Categories of Special Interest

Architectural, Artistic, Historical, Social, Technical

Previous Name

Rahan Roman Catholic College

Original Use


Historical Use


In Use As

Nursing/convalescence home


1815 - 1820


225899, 226278

Date Recorded


Date Updated



Detached U-plan former Jesuit College, built between 1815-18, comprising five-bay three-storey over basement central block with single-bay three-storey advanced blocks to sides and extensions to north. Now a nursing home and golf club. Set within its own grounds. Hipped and pitched slate roofs with ruled-and-lined rendered chimneystacks, terracotta pots and cast-iron rainwater goods. Rendered walls with plinth. Timber sash windows to stone sills, with tooled stone surrounds. Segmental-headed door opening with moulded rendered surround and timber spoked fanlight. Doorcase comprising Ionic columns, flanking timber panelled door with cornice over. Limestone steps over basement with wrought-iron railings. Timber battened doors to other elevations. Three-bay three-storey north extension, built between 1855-61, with breakfront and four-bay two-storey side blocks. Roof hidden by balustrade. Rendered walls with tooled stone plinth, string and eaves courses and rusticated quoins. Mix of timber sash and uPVC replacement windows. Rusticated surrounds to breakfront windows. Extension parallel to original building built between 1865-70. Ranges of outbuildings to rear with rendered walls and pitched slate roofs. Ha-ha to front site. Random coursed wall with ruled-and-lined sweeping walls to entrance. Channelled ashlar gate piers with carved ribbon design and cast-iron gates.

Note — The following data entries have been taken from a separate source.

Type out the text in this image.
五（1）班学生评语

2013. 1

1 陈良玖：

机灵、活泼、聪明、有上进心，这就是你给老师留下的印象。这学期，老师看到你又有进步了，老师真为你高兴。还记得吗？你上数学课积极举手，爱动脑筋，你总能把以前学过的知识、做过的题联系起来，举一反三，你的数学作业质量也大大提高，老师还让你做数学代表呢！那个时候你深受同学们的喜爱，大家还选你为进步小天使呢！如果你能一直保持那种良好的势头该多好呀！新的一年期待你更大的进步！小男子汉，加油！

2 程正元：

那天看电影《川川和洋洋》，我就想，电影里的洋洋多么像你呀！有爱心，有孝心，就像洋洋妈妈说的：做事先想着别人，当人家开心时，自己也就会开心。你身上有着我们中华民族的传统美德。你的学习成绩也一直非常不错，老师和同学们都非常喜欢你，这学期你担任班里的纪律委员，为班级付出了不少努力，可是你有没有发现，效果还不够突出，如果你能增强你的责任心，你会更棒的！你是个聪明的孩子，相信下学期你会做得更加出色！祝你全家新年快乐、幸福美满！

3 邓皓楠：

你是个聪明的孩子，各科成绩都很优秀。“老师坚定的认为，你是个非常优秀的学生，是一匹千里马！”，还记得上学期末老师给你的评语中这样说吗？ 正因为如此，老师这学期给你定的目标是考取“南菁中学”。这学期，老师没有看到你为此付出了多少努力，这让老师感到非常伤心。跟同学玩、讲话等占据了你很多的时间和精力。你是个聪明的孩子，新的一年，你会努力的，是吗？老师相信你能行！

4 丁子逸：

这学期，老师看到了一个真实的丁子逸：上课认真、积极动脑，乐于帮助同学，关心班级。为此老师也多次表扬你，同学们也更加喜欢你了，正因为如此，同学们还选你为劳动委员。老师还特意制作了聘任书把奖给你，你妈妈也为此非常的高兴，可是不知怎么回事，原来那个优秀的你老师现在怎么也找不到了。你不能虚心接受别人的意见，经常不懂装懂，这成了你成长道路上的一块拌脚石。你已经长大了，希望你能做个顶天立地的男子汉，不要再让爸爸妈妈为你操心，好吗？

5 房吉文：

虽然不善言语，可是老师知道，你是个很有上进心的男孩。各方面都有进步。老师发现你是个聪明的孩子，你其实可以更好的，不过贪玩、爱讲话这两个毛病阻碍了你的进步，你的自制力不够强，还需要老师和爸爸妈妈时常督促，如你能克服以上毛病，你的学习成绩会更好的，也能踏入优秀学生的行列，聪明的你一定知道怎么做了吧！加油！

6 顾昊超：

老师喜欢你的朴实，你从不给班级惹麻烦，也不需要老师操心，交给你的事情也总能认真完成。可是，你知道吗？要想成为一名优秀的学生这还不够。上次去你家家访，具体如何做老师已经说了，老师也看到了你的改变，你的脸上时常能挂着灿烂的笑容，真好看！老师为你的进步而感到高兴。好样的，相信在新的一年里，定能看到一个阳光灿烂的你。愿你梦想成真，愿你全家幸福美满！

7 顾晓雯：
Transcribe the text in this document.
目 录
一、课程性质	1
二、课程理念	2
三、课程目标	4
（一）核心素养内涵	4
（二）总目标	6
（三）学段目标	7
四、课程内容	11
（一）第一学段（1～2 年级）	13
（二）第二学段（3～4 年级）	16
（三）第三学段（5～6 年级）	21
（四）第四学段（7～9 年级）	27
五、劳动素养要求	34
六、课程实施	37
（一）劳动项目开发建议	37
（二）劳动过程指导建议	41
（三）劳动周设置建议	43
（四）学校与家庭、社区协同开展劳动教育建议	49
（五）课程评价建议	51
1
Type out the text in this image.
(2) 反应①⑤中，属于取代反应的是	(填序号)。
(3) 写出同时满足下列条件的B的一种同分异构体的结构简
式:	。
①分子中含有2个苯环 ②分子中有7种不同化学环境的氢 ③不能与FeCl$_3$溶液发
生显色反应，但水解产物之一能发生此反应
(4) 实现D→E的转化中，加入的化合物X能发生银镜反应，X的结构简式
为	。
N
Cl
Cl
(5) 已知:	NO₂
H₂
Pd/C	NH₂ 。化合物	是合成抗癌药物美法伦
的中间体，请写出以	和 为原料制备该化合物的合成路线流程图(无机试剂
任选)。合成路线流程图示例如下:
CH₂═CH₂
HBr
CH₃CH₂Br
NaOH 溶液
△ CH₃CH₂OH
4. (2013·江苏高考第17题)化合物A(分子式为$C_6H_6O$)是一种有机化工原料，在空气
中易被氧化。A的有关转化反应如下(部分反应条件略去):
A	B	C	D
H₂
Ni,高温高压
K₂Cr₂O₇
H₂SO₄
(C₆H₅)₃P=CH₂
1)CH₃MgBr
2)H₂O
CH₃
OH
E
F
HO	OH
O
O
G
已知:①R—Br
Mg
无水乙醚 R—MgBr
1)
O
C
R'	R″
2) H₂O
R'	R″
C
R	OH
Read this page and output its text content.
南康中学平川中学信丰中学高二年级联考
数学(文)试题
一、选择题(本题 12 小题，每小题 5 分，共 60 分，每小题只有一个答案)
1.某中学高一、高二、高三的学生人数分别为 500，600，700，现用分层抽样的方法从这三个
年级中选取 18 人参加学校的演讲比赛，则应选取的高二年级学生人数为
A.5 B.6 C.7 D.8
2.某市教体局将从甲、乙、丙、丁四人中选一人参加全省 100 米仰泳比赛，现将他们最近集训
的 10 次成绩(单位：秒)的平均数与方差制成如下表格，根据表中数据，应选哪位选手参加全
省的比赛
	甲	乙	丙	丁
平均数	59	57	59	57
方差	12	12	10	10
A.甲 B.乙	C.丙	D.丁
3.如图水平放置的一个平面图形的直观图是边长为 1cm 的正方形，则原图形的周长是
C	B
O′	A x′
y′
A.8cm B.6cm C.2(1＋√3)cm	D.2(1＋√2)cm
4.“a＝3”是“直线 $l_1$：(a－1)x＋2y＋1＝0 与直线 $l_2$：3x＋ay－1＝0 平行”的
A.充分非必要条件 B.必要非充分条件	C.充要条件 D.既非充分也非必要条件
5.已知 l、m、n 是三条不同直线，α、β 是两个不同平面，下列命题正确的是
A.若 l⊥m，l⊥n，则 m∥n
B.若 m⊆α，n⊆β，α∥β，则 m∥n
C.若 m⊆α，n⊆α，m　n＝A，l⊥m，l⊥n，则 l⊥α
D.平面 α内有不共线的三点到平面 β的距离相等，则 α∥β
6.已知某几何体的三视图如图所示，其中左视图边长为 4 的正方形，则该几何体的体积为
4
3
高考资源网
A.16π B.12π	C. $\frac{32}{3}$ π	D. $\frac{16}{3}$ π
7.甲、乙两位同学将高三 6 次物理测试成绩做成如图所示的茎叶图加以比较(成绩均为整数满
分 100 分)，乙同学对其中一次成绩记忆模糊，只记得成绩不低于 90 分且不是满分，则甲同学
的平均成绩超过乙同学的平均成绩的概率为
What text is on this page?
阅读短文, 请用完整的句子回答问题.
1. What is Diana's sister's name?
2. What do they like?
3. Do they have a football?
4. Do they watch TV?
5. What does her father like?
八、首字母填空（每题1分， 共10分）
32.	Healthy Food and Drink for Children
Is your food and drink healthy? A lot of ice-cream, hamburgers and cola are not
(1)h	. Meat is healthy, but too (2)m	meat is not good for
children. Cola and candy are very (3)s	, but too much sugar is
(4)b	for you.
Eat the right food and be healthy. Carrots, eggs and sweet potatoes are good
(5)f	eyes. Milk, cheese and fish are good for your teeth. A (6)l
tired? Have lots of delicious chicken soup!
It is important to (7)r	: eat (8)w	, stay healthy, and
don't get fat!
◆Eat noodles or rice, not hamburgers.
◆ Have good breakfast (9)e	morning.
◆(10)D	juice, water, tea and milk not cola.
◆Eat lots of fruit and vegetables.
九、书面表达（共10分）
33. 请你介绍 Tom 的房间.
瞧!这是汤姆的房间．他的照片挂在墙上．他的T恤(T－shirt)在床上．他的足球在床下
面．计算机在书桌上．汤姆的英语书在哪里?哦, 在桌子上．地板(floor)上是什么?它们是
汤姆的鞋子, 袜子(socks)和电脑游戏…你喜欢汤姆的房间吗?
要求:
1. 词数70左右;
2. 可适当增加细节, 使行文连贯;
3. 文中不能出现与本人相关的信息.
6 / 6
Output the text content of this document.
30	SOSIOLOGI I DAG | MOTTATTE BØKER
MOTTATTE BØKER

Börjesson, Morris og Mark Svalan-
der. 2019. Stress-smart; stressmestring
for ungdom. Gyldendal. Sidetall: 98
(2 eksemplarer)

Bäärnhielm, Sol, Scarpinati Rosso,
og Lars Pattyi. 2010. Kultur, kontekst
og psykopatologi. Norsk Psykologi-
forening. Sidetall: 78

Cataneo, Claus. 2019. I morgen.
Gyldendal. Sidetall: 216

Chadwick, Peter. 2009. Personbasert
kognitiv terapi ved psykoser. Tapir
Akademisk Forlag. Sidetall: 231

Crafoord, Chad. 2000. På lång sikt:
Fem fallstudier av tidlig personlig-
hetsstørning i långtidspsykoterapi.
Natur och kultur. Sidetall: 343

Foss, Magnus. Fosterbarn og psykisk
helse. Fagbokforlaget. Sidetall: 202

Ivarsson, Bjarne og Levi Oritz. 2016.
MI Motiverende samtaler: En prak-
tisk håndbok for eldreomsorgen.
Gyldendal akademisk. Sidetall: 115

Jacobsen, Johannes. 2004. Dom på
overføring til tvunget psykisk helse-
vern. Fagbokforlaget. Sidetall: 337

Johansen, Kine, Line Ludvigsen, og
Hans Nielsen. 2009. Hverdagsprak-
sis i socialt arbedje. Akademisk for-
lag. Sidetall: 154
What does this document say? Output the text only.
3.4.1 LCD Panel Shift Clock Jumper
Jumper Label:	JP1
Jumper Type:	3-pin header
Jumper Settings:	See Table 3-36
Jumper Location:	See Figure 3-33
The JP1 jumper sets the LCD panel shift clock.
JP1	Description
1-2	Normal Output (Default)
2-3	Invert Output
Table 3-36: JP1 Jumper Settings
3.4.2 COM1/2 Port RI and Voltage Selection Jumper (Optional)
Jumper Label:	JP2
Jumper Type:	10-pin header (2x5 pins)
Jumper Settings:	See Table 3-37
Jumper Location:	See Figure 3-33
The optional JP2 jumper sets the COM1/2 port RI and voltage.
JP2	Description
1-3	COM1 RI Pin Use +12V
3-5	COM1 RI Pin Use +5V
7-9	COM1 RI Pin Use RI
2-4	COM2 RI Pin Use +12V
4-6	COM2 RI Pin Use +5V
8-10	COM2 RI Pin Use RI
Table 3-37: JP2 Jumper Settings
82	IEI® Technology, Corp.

The building was originally built as a school for boys under the age of thirteen. In the 1850s the school was enlarged to take older boys and became known as Saint Stanislaus's College. In 1918 it became a house for Jesuit novices and subsequently a retreat house. The simplicity of the earliest section of Saint Stanislaus's reflects the need for discretion amongst Catholic orders in the early nineteenth century. This simple, well proportioned design is skilfully executed in high quality materials with much original fabric surviving. The northern section, completed in the early 1860s, displays fine decorative render detailing to its quoins and window surrounds, with the subtle breakfront emphasizing the windows. Together with the adjoining church and outbuildings, this former school constitutes an important historical complex.